この項目では、アルバムについて説明しています。本アルバムのタイトル曲については「原子心母 (曲)」をご覧ください。
『原子心母』
ピンク・フロイド の スタジオ・アルバム
リリース1970年10月5日
ジャンルプログレッシブ・ロック
時間52:44
レーベルハーヴェスト
EMI(再発盤)
ハーヴェスト/キャピトル
キャピトル(再発盤)
プロデュースピンク・フロイド&アラン・パーソンズ
専門評論家によるレビュー
Allmusic link
ウマグマ
(1969年)原子心母
(1970年)ピンク・フロイドの道
(1971年)
テンプレートを表示
『原子心母』(げんししんぼ、英語: Atom Heart Mother)は、1970年に発表されたピンク・フロイドのスタジオ・アルバム。
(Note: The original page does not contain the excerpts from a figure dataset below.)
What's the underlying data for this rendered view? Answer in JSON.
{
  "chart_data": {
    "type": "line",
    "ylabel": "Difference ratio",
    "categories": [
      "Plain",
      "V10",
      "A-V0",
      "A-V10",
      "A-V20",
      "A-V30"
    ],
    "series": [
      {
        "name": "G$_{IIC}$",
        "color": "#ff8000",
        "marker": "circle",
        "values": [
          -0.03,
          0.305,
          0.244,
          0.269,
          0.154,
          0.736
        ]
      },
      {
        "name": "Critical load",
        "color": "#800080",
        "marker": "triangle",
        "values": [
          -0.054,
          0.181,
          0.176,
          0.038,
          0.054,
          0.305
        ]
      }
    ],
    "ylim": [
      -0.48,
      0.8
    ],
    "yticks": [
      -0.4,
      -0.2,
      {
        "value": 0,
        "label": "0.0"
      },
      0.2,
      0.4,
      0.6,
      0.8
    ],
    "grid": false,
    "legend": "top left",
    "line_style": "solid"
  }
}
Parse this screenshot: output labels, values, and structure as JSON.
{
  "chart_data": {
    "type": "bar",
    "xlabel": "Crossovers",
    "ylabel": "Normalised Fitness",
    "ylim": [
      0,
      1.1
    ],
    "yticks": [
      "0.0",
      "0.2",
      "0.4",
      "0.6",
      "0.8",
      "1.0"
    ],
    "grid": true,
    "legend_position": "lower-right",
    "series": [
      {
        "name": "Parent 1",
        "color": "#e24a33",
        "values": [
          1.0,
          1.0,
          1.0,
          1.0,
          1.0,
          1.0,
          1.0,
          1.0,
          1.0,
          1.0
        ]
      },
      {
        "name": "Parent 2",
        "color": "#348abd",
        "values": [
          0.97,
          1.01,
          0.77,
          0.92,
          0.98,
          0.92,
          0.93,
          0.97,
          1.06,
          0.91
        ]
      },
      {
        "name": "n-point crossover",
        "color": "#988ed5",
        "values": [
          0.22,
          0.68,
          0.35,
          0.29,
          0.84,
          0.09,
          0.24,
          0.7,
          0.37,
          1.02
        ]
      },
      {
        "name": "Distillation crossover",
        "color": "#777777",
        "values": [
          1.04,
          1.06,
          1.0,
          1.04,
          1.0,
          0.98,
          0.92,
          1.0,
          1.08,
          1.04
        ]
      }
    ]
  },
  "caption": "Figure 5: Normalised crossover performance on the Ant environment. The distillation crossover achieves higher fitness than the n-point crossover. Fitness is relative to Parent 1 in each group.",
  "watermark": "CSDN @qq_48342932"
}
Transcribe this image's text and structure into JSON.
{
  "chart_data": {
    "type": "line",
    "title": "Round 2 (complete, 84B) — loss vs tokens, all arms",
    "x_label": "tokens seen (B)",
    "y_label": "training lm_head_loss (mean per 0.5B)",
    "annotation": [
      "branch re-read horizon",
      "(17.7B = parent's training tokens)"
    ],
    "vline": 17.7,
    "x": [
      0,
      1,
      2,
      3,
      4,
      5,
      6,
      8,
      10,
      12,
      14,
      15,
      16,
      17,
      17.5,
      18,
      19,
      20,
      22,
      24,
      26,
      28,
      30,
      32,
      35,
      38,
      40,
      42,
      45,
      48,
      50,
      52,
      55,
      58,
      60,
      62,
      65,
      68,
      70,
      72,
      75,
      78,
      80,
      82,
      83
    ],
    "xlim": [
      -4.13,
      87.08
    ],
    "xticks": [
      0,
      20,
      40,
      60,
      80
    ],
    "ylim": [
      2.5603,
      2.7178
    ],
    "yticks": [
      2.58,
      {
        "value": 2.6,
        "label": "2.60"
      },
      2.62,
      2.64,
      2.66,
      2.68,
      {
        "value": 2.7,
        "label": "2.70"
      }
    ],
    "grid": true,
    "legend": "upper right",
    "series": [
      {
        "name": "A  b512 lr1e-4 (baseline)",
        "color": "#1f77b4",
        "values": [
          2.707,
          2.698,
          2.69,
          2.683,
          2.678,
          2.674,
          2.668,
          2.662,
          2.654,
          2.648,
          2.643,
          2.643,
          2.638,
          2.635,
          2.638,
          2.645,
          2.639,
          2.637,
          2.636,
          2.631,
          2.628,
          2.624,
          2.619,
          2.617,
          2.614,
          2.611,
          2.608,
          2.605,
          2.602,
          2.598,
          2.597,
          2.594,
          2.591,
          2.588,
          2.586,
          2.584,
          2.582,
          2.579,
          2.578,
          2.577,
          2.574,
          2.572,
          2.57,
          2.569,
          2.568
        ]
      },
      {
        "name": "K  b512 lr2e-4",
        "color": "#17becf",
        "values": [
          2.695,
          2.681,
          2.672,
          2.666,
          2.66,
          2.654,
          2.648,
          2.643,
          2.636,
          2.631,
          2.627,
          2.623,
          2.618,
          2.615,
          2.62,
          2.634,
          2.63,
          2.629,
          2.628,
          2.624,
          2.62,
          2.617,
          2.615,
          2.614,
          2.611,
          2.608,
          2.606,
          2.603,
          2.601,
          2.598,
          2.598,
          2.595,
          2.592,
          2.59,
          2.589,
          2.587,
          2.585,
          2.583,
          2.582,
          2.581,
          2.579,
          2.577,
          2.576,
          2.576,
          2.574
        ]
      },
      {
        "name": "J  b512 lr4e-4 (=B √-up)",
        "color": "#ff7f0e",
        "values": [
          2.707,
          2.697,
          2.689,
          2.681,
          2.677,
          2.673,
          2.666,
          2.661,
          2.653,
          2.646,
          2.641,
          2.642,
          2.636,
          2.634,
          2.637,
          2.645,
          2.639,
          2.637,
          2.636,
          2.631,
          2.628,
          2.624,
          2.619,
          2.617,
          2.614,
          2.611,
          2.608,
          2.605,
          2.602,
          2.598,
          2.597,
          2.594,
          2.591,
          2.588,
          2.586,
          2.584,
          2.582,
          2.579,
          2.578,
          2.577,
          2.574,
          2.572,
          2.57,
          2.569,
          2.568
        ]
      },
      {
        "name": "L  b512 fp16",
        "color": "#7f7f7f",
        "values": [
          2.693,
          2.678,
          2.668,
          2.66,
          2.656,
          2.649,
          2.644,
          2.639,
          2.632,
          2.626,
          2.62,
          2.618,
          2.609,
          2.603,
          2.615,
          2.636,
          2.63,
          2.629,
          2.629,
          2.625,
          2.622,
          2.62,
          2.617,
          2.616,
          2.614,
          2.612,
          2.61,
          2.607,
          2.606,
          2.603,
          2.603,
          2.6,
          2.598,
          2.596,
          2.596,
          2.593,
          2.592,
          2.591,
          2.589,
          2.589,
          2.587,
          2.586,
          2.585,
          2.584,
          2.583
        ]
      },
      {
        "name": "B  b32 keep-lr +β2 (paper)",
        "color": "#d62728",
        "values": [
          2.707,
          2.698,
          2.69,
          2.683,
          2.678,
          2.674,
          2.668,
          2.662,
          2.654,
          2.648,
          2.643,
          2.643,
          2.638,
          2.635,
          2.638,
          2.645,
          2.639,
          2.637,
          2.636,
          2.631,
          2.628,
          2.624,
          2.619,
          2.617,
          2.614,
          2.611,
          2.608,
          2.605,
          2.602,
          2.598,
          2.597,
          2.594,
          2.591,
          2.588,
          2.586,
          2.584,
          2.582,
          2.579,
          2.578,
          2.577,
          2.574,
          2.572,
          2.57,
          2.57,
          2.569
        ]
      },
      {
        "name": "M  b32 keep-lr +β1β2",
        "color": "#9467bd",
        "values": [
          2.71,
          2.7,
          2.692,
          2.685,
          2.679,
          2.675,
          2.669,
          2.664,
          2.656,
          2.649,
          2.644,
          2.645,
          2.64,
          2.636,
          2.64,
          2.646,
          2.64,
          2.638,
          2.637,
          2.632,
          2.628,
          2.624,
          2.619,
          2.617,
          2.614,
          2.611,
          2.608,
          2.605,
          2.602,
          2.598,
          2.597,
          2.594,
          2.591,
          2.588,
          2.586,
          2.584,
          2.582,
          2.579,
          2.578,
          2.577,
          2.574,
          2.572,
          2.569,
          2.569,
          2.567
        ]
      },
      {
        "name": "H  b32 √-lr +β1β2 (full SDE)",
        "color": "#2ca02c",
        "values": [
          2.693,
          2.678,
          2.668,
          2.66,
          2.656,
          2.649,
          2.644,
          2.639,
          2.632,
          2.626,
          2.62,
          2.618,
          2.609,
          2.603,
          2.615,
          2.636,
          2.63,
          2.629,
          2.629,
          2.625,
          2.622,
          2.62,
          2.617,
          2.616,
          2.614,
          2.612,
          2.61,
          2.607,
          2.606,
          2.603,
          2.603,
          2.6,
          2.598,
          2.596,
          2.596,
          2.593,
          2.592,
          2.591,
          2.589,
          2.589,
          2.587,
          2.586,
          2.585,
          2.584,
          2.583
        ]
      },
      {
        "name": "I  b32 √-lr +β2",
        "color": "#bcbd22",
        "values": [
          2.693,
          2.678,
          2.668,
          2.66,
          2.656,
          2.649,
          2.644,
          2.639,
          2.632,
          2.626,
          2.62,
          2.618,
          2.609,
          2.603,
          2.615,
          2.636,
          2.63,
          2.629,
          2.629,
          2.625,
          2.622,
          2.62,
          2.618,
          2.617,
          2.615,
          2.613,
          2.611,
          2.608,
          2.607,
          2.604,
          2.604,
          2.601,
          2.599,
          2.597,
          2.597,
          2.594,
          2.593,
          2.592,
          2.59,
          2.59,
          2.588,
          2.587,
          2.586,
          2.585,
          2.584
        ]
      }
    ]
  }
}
ヒプノシスによる牛のジャケットも有名。 ピンク・フロイドの本作は全英初登場1位[1]、全米55位を記録するなど各国でヒットした。それまでの彼らのアルバムは、どちらかと言うとアンダーグラウンドで難解な実験音楽的要素が強かったが本作では分かり易く聴きやすい内容になっている。このことがシド・バレット脱退後のバンドに初めて商業的、音楽的成功をもたらすことになる。 ただしロジャーは後にこのアルバムを「フロイドの中で嫌いなアルバムの一つ」と述べている。制作にはメンバー4人だけでなく、オーケストラアレンジとしてロン・ギーシン(イギリスの前衛音楽家)が加わっていたが、「ロン・ギーシンとやったものは全て平凡で駄作。後の作品のステップでしかない」とも述べている[2][要ページ番号]。 表題曲「原子心母」はアナログA面を覆い尽くす23分を超える大作で、チェロやブラス・バンド、コーラス隊などを大胆に使った作品である。原題の「Atom Heart Mother」とは、1970年7月16日の「BBCインコンサート」にピンク・フロイドが出演する際、それまで楽曲名が正式に決まっていなかったこの曲を、司会を担当したDJのジョン・ピールから「お客さんに紹介するためにタイトルが必要だ」と言われ、当日たまたまロン・ギーシンが持っていたイギリスの新聞「イヴニング・スタンダード」紙に掲載された「当時56歳の未亡人が原子力電池で駆動するペースメーカーの埋め込みに成功したと」いう記事の見出し「Atom heart mother named」がメンバーの目に留まり、その場で命名された。 アナログB面は、バンドの個人による書き下ろし曲と、メンバー全員の共作による曲が収録されている。ロジャー・ウォーターズ作「もしも」は、後の傑作『狂気』のコンセプトの原形と言える。ただし、この曲自体は繊細かつ内向的で、後の作品のような攻撃性、社会性、大仰さは見られない。「デブでよろよろの太陽」はデヴィッド・ギルモアによる作品で、ライブレパートリーになった曲である。「サマー'68」はリチャード・ライト作であり、3人による曲の中で一番ポップである。最終トラックの「アランのサイケデリック・ブレックファスト」はバンド全員による共作で、ミュージック・コンクレート作品。1970年12月、ライヴでも1度だけ演奏された。なお、題名に入っているアランとは、当時バンドのロード・マネージャーだったアラン・スタイルスの事で、メニューの声もスタイルスによる(スタイルスは『ウマグマ』の裏ジャケットに映っている人物のどちらか)[3][要ページ番号]。 『キャッシュボックス』誌は、「アトム・ハート・マザー」はロックミュージックにとってビートルズの『サージェント・ペパーズ・ロンリー・ハーツ・クラブ・バンド』やクリームの『ホイールス・オブ・ファイアー』と同じくらい重要である。このアルバムは今年のトップ・アルバムの一枚である。」と絶賛した[4]。